Eight years ago, racial tension after the Crown Heights protests had a lot to do with getting Rudy Giuliani elected in New York. And, Richard Riordan was elected in Los Angeles after the Rodney King violence.

But racial tension is lower this year. The front-runner in next month's nonpartisan mayoral primary in Los Angeles, city attorney James Hahn, is a white man whose strongest support comes from African-American voters.

In New York, the front-runner right now for the September Democratic primary is public advocate Mark Green, a liberal who draws strongly from both white and black voters.

Look at what happened in St. Louis this week: For the second election in a row, Democrats defeated their own mayor in the Democratic primary. Talk about rejection -- Mayor Clarence Harmon ended up with just 5 percent of the vote.

But here's what was truly remarkable: The campaign in St. Louis this year, where one mayoral candidate was black and the other white, was less racially divisive than the campaign four years ago -- between two black candidates. The white man who won this year, board of alderman president Francis Slay, ran a non-racial campaign.

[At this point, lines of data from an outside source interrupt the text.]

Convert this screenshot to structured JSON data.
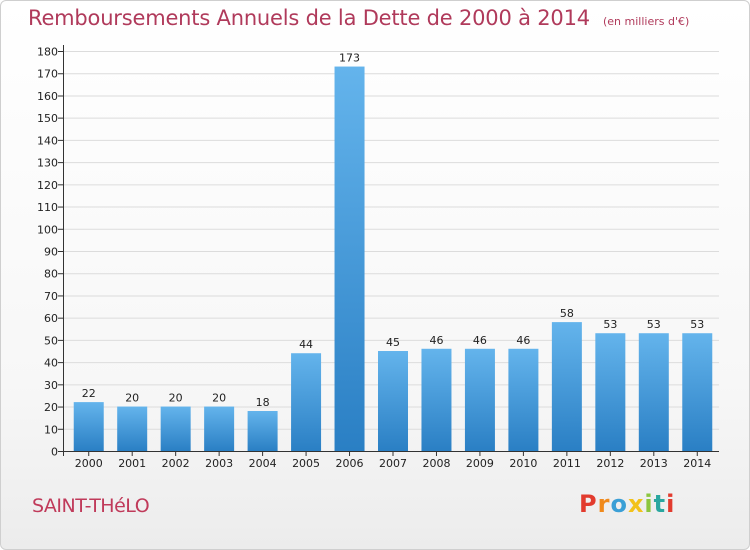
{
  "header": {
    "title": "Remboursements Annuels de la Dette de 2000 à 2014",
    "subtitle": "(en milliers d'€)"
  },
  "footer": {
    "commune": "SAINT-THéLO",
    "logo_text": "Proxiti",
    "logo_colors": [
      "#e23b2e",
      "#f08a1c",
      "#3a9fd6",
      "#f2c21b",
      "#8cc63f",
      "#2aa7a0",
      "#e23b2e"
    ]
  },
  "colors": {
    "bar_light": "#64b4ec",
    "bar_dark": "#2a7fc4",
    "axis": "#333333",
    "grid": "#dcdcdc",
    "title": "#b03a5b"
  },
  "chart_data": {
    "type": "bar",
    "title": "Remboursements Annuels de la Dette de 2000 à 2014",
    "subtitle": "(en milliers d'€)",
    "categories": [
      "2000",
      "2001",
      "2002",
      "2003",
      "2004",
      "2005",
      "2006",
      "2007",
      "2008",
      "2009",
      "2010",
      "2011",
      "2012",
      "2013",
      "2014"
    ],
    "values": [
      22,
      20,
      20,
      20,
      18,
      44,
      173,
      45,
      46,
      46,
      46,
      58,
      53,
      53,
      53
    ],
    "ylim": [
      0,
      180
    ],
    "yticks": [
      0,
      10,
      20,
      30,
      40,
      50,
      60,
      70,
      80,
      90,
      100,
      110,
      120,
      130,
      140,
      150,
      160,
      170,
      180
    ],
    "data_labels": true,
    "grid": true,
    "legend": "none"
  }
}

With crime rates down in most cities, including New York and Los Angeles, the agenda has shifted to police behavior. Under the microscope is the Rampart scandal in Los Angeles -- a massive cover-up of police corruption, and shocking episodes in New York such as the Abner Louima case and the Amadou Diallou tragedy.

This year's mayoral elections could mark the arrival of Hispanics as a political force. Two candidates are vying to become Los Angeles' first Hispanic mayor. In New York, a Hispanic candidate is running second in the Democratic primary and could get into the runoff.

And with no major black candidate so far in either city, African-American voters are poised to play a role they've rarely played before -- the role of swing voters.

What we're likely to find out in this year's mayoral elections is that urban politics has changed. It is no longer a matter of black and white.